Carver sat in the cool breeze from McGregor’s new window unit and stared at the streamlined ball of lead. He wondered if a real princess had ever actually killed her father the king that way.
“Fucking clever, huh?” McGregor said. “Might not have fooled a doctor curious about the actual cause of death, but it’s a damned effective way to kill somebody without visible trace. Good enough so Pauly could sign the death certificate and not worry about being found out, so long as there wasn’t a legitimate autopsy with thorough internal examination. Nothing would even show up in blood, tissue, or hair samples. Puts me in mind of that case in Fort Lauderdale where this one queer kills another by straightening out a wire hanger and running the sharp end up his ass all the way to the vital organs. There was some bleeding there, though. This hot-lead business seals the wound, the M.E. said. Cauterization. Not a drop of blood. Nothing suspicious unless you get inside the body and look hard.”
“Nonviolent death in an old-folks’ home,” Carver said. “There wouldn’t be an autopsy unless the family requested one.”
“Exactly. And since the family was suddenly richer than before, they’d let the matter lie. Nobody’d even think the word murder except the heir in on the deal.” McGregor dropped the lump of lead back into its clear plastic bag and deftly sealed the flap. “Hey, you see me on the TV news?”
“Which time?”
“Last night, six o’clock. I gave you a mention.”

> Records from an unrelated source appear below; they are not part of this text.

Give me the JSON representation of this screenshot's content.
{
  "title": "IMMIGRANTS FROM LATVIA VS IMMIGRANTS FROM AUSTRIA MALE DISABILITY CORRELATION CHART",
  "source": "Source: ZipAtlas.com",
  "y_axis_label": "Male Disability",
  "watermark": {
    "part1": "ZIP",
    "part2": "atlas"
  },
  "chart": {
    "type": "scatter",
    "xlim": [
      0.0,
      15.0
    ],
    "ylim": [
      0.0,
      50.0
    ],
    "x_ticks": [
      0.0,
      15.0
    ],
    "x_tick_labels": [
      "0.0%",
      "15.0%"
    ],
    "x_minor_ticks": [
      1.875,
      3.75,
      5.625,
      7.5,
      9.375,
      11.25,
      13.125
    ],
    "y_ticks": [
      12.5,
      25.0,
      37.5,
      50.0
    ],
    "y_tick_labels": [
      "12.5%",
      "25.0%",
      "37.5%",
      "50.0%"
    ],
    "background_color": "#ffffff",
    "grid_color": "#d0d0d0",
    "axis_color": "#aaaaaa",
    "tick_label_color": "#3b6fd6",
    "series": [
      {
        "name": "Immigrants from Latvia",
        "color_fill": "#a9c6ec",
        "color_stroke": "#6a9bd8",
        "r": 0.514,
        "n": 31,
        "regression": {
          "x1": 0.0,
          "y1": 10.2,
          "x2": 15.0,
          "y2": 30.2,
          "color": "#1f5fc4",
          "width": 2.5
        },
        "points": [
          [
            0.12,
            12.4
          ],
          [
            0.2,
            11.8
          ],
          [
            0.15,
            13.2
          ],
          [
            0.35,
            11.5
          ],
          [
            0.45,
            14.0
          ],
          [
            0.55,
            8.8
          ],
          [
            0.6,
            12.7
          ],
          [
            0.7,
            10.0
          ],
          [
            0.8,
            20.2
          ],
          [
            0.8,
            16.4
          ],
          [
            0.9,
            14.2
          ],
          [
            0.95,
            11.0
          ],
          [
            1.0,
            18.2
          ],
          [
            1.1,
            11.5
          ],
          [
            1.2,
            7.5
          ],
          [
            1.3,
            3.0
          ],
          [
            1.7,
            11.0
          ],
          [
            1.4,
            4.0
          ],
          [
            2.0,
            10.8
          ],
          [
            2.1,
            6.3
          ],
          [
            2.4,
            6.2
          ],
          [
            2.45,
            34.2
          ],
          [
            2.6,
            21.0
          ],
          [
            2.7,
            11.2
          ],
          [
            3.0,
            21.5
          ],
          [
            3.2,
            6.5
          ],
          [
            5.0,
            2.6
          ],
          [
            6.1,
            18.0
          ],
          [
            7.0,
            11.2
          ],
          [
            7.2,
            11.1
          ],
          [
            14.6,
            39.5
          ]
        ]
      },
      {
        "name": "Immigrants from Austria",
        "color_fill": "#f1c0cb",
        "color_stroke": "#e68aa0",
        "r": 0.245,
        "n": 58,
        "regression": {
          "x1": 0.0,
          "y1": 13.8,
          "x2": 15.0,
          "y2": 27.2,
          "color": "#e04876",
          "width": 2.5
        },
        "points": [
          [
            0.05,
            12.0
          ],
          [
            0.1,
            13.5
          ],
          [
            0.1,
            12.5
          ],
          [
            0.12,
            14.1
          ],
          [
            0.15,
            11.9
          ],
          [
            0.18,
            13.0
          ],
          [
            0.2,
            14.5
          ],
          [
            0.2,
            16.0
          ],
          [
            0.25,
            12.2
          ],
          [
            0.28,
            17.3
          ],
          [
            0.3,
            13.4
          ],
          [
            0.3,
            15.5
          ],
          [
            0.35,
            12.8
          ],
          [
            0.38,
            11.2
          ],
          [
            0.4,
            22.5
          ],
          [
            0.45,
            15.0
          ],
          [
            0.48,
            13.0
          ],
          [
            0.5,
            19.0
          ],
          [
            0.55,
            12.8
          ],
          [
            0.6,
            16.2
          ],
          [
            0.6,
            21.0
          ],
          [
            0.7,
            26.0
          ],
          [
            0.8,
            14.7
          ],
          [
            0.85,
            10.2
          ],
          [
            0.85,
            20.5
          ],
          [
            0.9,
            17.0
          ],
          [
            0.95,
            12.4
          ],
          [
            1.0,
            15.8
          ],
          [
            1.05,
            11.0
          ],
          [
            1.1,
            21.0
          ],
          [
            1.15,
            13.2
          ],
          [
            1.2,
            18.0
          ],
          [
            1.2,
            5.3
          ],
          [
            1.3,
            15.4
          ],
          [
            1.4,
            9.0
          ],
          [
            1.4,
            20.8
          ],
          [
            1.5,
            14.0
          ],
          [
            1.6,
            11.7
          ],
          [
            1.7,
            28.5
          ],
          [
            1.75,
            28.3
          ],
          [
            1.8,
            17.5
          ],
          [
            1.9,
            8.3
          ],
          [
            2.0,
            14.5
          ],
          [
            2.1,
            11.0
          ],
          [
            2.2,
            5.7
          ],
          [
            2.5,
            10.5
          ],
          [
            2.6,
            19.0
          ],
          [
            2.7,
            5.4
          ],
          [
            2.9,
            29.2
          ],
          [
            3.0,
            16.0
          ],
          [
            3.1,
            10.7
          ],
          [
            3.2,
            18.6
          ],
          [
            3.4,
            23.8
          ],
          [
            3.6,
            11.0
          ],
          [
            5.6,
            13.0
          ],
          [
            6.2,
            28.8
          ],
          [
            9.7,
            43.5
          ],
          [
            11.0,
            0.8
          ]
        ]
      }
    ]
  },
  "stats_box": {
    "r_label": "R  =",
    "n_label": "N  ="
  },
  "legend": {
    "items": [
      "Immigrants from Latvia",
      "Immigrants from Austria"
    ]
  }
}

“Generous of you,” Carver said. He’d stopped watching television and reading the papers after a week of seeing McGregor skillfully corner credit and limelight for the Sunhaven disclosures. Nobody was better at clouding and rewriting history than McGregor. Dr. Pauly had been found dead from loss of blood in a phone booth; Birdie Reeves had been discovered by paramedics who’d somehow been called to an apartment on Citrus Avenue; and Raffy Ortiz seemed to have wandered into a hole and got stuck. Lieutenant McGregor had been at the right spots at the right times, the essence of his job, and made the appropriate arrests. This because he’d kept his investigation secret, even from his superiors. The superiors knew better than to comment; they could feel McGregor pulling away and knew he’d soon be looking back at them. Their superior.